The troubled F-35 sustainment enterprise is getting better but is still falling short of the services’ goals for the program, officials told Congress on April 28. And lawmakers are running out of patience.
Leading the charge, House Armed Services Committee readiness panel chair Rep. John Garamendi (D-Calif.) offered sharp criticism of the F-35 Joint Program Office, the Air Force, Lockheed Martin, Pratt & Whitney, and even others in Congress who he said “get off on buying new planes” without considering their sustainment.
“The message for me—and I hope from my committee, and I know I’m going to raise hell in the full committee—is we’re not going to buy more planes until we figure out how to maintain them,” Garamendi warned. “It is a fool’s errand. It is a waste of money by the taxpayers. It’s a bright, shiny machine until it doesn’t work.”
Garamendi wasn’t alone in airing frustrations. Rep. Jackie Speier (D-Calif.) called the program a “cash cow” for Lockheed Martin and argued that “we are incapable of turning off the spigot when something doesn’t work.” Rep. Michael Waltz (R-Fla.), the subcommittee’s ranking member, cited a Government Accountability Office report also issued April 28 that found the F-35’s overall mission capable rate at less than 68 percent, calling it “unacceptable.”
In particular, lawmakers pressed Lt. Gen. Eric T. Fick, head of the JPO, and Steven J. Morani, acting assistant secretary of defense for sustainment, on two main issues related to F-35 sustainment—the F135 engine and the Autonomic Logistics Information System.
Starting in 2020, the F-35 program entered into what Fick termed a “power module crisis.” At one point, more than 40 fighters were grounded without an engine due to maintenance issues, then-acting Assistant Secretary of the Air Force for Acquisition, Technology, and Logistics Darlene Costello told Congress.
The GAO report noted that as of February 2022, that number of grounded fighters is still at 36—and has stayed above 30 for months now. Those figures earned the ire of Garamendi, who blamed contractor Pratt & Whitney, the manufacturer of the F135 engine.

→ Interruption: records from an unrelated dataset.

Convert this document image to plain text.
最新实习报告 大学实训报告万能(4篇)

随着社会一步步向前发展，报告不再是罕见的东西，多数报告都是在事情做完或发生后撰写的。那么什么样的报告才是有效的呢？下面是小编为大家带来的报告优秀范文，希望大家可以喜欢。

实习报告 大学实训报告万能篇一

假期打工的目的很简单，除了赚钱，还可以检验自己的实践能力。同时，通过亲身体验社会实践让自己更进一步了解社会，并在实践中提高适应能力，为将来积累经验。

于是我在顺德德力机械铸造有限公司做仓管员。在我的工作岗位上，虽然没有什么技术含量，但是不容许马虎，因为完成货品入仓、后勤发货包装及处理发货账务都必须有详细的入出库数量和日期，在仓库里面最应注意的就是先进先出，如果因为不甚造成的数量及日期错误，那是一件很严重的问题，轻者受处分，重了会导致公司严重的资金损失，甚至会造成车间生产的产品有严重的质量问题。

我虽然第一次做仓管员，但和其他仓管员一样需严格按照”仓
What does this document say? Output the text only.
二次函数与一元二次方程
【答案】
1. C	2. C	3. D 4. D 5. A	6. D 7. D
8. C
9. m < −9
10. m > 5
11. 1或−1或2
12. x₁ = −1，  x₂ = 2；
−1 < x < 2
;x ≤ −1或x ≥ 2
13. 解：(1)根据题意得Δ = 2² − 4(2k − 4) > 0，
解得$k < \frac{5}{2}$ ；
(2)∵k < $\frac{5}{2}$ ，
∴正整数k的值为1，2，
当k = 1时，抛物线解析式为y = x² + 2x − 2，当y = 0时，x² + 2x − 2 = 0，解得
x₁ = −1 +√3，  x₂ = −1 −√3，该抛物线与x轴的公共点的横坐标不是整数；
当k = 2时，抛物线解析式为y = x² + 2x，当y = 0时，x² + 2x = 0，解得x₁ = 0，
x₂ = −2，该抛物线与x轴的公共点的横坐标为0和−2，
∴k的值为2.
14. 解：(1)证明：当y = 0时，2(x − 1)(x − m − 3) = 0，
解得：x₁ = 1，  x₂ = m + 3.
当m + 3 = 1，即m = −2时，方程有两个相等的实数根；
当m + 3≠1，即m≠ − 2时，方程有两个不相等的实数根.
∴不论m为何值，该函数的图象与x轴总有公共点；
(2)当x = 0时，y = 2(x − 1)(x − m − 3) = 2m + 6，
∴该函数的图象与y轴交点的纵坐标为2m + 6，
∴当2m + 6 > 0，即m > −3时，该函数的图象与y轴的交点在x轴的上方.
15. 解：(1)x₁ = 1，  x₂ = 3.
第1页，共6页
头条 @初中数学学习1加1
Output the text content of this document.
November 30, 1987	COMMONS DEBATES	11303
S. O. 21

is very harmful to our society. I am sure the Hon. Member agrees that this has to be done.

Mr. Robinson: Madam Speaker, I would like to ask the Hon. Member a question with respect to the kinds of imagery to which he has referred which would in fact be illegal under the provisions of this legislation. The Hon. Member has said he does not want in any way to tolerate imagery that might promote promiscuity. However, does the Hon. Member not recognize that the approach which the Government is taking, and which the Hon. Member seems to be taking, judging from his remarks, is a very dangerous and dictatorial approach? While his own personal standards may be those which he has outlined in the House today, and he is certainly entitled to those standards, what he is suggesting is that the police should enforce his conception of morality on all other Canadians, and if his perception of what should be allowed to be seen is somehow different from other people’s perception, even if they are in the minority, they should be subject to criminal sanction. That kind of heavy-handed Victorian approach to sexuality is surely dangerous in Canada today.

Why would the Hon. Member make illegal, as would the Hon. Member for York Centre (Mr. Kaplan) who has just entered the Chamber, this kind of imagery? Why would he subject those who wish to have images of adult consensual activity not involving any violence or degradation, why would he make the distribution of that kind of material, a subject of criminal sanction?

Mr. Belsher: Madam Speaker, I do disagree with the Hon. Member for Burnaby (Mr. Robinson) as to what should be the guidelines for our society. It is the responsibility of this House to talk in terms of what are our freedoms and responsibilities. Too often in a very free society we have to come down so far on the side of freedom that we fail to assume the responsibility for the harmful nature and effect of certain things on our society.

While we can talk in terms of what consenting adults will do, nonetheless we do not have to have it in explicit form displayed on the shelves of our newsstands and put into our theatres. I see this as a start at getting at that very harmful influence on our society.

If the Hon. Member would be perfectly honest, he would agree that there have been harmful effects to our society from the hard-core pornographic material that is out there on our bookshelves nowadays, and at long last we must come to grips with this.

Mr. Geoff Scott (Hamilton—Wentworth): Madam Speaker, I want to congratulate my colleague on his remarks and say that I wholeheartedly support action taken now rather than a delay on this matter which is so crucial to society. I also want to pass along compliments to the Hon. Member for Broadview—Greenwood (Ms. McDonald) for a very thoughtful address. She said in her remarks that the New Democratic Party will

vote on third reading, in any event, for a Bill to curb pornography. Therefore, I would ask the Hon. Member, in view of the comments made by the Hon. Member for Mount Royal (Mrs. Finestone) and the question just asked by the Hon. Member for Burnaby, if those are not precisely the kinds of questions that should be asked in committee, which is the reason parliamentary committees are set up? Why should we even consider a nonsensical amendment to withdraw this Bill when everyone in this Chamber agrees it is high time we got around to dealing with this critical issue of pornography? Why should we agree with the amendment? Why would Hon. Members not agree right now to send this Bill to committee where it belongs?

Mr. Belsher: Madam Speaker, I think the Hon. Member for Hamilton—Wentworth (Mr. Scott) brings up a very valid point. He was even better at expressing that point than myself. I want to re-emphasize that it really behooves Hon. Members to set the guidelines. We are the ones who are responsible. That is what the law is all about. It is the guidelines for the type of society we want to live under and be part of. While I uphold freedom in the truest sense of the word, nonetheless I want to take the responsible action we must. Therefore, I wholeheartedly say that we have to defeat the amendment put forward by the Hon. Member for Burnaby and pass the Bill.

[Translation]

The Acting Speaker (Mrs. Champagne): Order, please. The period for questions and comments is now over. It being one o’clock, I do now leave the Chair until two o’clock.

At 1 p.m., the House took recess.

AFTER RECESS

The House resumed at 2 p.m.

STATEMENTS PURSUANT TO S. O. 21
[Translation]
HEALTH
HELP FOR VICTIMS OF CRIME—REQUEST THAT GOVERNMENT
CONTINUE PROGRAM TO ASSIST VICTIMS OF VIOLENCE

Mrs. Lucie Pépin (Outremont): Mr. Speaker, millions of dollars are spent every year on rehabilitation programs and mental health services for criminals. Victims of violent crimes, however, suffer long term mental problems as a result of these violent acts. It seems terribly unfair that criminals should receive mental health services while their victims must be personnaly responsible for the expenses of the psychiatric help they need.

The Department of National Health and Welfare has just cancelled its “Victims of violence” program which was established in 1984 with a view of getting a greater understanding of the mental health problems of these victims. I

“If [Pratt & Whitney] is in the audience, and if they’re listening, watch out. I’m coming at you in a very angry mood,” Garamendi said. “You gave us an engine, and it doesn’t work. Or it worked for a little while until we get some dust around it, and then it doesn’t work. What the hell? What’s going on here?”
Fick previously said in July 2021 that the JPO is taking a three-pronged approach to address the issue of F-35 sustainment by shortening repair times at Tinker Air Force Base, Okla., where the heavy maintenance center is, standing up repair operations at other facilities and keeping engines in planes longer. He reiterated that approach before the subcommittee, saying Tinker has reduced its turnaround time on engines by nearly half and that the “collective repair network, including our international facilities,” will deliver 122 power modules in 2022, compared to 77 in 2021.
Still, Fick also acknowledged that the fleet’s non-mission capable rate due to engine issues is too high, at 5 percent. And the new GAO report paints a grim picture of the future fleet if the Air Force and the JPO can’t get the engine problem under control. A baseline projection from January 2021 based off engine removal rates and depot capacity put the percentage of the F-35 fleet grounded in 2030 due to engine issues at 43 percent.
That figure would be much lower, a subsequent projection shows, if the Defense Department implemented its plans to reduce maintenance issues and funded solutions—down all the way to 3 percent. But the report warns that the projection is “highly dependent” on assumptions about funding, risk management, and that no more issues arise in the coming years.
Fick argued that the three initiatives from the program office are already having an effect and that the projections in the GAO report are outdated.
“The combined effect of those three initiatives all together brought our recovery from the power module crisis back from sometime in the 2030s to 2026,” Fick said. “So we have very, very deliberately worked … to back that crisis and turn it into something we can manage and not something that’s going to ground [43 percent] of the fleet. Now, a lot of those numbers weren’t in place by the time [GAO] wrote that report, because we have been moving that fast to make a difference across those three different lines of effort. So it’s not surprising to me that the report says what it does.”
The author of the report, Diana Maurer, also said “it looks like” the situation in 2030 will not be as “dire” as once feared. The director of the GAO’s defense capabilities and management team added that “we are waiting to see the full execution of what they want to do. But we have seen some improvements.”
Another major issue facing the F-35 sustainment enterprise has been the Autonomic Logistics Information System, or ALIS, the logistics system intended as a vast information-gathering system to track F-35 data in flight, meant to predict part failures and otherwise keep maintainers abreast of the health of each individual F-35.
Instead, the system was crippled by outdated technology, false alarms, laborious data entry requirements, and clumsy interfaces, and in January 2020, the JPO announced that it was dumping ALIS in favor of the new Operational Data Integrated Network.
At the time, Fick characterized the move from ALIS to ODIN as akin to flipping a switch. It’s a comparison he regrets now.
“Think of it as the dimmer switch now, instead of a binary light switch, as we move from one to the other—increasing capability, increasing cybersecurity, decreasing weight, increasing responsiveness—as we add those capabilities into the ecosystem,” Fick said.
That gradual process reached a key milestone recently, with the installation of 14 ODIN hardware systems to replace first-generation ALIS servers. And moving forward, Fick said, the JPO plans on delivering software updates faster and more regularly and “disaggregating the software from the underlying hardware” to reduce the labor associated with updates.
But while ALIS has been performing better, Maurer agreed, there is still no defined metric or goal for the program to meet, making any assessment of changes harder, she said. Establishing such standards is one of more than 20 recommendations the GAO has made on the F-35 that are still open.
“We do know that when we go out and we talk to maintainers in the field, they say that there’s still a good level of frustration in working with the system. … They will say that it’s getting better, but it’s not what it needs to be currently,” Maurer said.